Stella Maris

Cormac McCarthy

L’inconscio evolve di pari passo con la specie per rispondere ai suoi bisogni e se ha qualcosa di inquietante è che a volte quei bisogni li anticipa.

Stella Maris è una profonda e delicata storia d’amore ed è un viaggio nelle leggi che regolano il mondo, in quelle che guidano l’essere umano e nell’inconscio. 

A condurre questo viaggio è Alicia Western, una ventenne prodigio dottoranda in matematica, con differenti disturbi psichici e della personalità, che si reca volontariamente a Stella Maris, casa di cura per pazienti psichiatrici, dove è già stata ricoverata in passato. 

E’ l’ottobre del 1972; ad accoglierla c’è il dottor Cohen e, tra i due, inizia un discorso fitto che si perde e si ritrova ad ogni incontro. 

L’intento dello psichiatra è far emergere le sue fragilità e farle sciogliere i suoi nodi parlando del suo vissuto complesso e del suo dolore per la perdita del fratello cercando di farla riemergere da questo stato di anestesia emotiva in cui si trova.

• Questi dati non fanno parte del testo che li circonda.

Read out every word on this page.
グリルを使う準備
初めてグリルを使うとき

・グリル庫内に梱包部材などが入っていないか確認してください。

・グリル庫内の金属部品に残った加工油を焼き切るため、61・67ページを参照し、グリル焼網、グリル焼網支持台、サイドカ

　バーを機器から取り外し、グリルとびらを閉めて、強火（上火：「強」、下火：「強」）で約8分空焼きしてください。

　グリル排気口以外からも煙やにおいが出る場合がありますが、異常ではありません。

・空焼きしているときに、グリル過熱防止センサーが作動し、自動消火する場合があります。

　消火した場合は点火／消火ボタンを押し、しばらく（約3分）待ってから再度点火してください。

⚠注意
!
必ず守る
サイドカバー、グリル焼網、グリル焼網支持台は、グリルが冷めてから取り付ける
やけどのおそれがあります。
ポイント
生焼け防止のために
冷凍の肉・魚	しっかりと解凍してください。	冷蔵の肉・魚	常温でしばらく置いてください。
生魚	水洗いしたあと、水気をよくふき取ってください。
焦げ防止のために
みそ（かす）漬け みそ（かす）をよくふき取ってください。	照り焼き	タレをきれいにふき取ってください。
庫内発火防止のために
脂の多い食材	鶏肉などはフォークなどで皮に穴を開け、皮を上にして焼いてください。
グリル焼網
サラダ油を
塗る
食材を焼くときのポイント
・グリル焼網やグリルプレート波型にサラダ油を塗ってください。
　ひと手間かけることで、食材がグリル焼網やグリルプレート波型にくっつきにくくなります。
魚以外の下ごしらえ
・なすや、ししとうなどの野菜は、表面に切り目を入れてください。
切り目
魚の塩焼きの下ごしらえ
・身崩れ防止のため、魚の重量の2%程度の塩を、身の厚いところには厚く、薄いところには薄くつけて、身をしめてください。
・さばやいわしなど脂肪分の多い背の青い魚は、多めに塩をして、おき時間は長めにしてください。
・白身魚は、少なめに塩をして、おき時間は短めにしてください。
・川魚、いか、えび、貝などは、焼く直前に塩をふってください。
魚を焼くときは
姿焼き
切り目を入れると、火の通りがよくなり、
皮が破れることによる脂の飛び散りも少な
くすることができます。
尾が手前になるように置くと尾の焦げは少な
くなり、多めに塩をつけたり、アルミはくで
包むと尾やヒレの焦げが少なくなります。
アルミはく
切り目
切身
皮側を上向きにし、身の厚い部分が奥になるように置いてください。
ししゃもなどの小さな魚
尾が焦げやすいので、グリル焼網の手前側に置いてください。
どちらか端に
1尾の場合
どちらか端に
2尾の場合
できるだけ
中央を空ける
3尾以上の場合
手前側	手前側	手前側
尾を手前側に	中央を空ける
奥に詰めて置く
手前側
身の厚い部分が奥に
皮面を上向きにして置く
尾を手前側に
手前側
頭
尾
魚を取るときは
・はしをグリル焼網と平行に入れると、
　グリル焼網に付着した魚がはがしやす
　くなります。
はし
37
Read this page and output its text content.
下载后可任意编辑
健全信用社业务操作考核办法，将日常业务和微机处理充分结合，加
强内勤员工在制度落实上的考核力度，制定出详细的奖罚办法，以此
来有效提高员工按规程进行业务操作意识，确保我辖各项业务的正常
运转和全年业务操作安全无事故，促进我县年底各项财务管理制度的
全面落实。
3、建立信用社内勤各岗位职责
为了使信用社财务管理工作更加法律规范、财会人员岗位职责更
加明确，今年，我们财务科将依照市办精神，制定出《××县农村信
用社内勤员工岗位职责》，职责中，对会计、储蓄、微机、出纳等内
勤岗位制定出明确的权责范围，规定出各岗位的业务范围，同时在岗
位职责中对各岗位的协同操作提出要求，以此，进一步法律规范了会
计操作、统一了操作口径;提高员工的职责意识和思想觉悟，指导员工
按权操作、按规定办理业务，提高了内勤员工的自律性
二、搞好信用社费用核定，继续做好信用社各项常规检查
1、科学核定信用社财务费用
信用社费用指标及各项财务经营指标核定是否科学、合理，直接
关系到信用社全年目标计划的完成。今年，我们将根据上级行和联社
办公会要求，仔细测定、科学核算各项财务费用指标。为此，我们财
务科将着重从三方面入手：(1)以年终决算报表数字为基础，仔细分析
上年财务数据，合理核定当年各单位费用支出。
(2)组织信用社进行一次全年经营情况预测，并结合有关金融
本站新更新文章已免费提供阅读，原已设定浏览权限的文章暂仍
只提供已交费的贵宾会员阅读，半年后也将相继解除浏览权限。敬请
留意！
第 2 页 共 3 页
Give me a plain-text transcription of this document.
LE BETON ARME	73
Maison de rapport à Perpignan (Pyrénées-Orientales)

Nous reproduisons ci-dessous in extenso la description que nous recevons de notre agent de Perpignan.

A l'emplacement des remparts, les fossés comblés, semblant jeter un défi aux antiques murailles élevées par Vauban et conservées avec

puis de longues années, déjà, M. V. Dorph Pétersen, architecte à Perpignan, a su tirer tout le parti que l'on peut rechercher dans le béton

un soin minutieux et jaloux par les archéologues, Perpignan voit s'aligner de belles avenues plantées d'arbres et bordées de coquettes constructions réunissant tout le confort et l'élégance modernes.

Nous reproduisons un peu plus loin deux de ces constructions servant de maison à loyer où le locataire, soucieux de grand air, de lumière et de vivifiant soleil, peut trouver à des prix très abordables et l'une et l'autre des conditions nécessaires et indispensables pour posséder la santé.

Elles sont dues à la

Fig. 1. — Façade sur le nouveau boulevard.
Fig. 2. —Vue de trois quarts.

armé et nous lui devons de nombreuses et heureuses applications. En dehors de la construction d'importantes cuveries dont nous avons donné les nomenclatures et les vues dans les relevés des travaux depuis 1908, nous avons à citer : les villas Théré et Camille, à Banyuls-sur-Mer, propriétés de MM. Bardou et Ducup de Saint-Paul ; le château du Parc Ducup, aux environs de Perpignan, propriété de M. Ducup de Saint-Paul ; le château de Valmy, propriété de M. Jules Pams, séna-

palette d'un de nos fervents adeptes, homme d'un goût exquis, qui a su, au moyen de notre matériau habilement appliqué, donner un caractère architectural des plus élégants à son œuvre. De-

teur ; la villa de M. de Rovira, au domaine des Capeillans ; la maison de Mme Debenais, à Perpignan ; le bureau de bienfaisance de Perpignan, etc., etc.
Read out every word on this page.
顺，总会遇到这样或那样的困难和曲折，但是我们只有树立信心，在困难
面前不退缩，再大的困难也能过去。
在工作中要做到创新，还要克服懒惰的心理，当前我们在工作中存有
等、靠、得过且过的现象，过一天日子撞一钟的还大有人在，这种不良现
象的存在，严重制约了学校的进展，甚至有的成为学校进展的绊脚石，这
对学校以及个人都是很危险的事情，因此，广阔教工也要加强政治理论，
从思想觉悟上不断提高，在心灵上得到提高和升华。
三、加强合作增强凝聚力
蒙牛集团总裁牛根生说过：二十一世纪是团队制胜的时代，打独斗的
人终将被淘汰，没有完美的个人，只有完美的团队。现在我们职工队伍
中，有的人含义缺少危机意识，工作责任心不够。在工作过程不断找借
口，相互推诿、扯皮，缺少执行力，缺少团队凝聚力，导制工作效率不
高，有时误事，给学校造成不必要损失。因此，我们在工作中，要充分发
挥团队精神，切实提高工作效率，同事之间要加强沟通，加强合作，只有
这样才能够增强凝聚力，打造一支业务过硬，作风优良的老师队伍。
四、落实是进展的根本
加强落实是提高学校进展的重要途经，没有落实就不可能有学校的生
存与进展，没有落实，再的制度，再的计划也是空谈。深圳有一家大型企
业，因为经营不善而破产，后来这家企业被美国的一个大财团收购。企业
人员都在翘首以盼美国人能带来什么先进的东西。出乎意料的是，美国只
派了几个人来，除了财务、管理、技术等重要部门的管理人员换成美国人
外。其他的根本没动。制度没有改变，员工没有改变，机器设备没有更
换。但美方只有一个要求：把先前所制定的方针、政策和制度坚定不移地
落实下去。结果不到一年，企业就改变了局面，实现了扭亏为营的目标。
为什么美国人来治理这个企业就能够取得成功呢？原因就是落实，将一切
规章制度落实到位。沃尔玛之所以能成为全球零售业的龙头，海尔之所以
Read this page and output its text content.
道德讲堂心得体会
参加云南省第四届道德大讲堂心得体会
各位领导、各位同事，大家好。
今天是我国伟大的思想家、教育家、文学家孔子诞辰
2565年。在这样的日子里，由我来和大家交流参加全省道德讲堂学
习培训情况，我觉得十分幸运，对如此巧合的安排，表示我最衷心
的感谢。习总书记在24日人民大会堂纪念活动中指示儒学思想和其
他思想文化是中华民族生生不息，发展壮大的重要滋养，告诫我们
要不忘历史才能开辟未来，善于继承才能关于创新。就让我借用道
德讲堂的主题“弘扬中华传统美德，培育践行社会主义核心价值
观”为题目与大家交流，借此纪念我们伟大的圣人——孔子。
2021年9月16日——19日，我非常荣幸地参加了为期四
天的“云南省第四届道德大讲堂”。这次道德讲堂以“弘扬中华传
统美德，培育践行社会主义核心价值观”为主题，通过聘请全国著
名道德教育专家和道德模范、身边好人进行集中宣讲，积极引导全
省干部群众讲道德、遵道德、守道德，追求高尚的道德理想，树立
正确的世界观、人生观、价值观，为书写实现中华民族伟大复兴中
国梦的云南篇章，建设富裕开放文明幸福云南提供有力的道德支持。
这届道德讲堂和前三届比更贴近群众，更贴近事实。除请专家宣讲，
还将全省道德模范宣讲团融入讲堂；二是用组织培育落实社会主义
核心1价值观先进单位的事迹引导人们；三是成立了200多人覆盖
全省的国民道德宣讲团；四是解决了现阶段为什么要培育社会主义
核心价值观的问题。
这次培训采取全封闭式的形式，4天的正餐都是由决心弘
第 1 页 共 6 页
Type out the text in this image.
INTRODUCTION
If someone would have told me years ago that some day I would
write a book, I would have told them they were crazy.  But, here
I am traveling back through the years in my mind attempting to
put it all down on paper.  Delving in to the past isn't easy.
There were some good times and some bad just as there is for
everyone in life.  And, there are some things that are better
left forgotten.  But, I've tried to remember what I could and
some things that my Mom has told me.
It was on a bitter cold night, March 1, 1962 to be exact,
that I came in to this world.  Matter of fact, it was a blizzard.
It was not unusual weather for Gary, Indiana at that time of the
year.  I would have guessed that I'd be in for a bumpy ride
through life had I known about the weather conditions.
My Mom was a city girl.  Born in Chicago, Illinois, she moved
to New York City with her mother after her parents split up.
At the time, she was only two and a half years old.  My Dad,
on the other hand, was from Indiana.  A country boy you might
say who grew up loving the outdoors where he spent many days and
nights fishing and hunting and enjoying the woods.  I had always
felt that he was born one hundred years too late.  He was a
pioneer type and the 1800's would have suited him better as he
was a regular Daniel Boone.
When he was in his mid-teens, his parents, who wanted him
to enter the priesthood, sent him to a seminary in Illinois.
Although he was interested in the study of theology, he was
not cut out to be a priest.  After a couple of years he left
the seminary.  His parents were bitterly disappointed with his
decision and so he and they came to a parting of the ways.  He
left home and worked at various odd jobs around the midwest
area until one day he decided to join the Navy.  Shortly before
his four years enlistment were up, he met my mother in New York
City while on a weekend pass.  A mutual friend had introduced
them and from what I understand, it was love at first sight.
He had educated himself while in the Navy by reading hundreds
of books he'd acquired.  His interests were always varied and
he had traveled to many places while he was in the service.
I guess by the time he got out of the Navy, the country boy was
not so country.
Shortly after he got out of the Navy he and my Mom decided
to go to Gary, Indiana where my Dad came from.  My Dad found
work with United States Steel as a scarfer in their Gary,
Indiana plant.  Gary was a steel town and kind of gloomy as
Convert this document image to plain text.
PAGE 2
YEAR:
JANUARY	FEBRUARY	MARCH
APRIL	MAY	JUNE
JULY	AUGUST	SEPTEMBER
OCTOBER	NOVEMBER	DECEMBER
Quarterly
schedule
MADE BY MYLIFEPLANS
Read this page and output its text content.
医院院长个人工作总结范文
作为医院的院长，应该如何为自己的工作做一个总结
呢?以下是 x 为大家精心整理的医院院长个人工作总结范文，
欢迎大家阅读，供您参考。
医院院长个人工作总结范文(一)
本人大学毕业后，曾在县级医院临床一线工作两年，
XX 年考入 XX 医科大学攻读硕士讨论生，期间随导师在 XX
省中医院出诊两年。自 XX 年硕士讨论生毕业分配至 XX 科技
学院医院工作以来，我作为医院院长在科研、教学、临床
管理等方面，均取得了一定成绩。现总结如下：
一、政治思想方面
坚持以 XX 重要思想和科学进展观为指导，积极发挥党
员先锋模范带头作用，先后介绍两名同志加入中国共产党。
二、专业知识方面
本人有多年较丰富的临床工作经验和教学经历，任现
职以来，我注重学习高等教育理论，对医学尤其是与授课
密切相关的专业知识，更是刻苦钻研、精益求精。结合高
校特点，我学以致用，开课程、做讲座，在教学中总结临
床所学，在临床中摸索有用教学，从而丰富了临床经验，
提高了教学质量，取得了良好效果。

Alicia è la sua matematica: l’unica entità sociale di cui lei abbia mai fatto parte; è la sua musica paradossalmente misteriosa ed inspiegabile, magica, irraggiungibile; è l’emozione e il rispetto per il suo violino;

Le note stesse non corrispondono praticamente a niente. Ma come mai una disposizione particolare di queste note possa influenzare così profondamente le nostre emozioni resta un mistero che va addirittura oltre ogni speranza di comprensione. La musica non è un linguaggio. Non allude a niente se non a sé stessa.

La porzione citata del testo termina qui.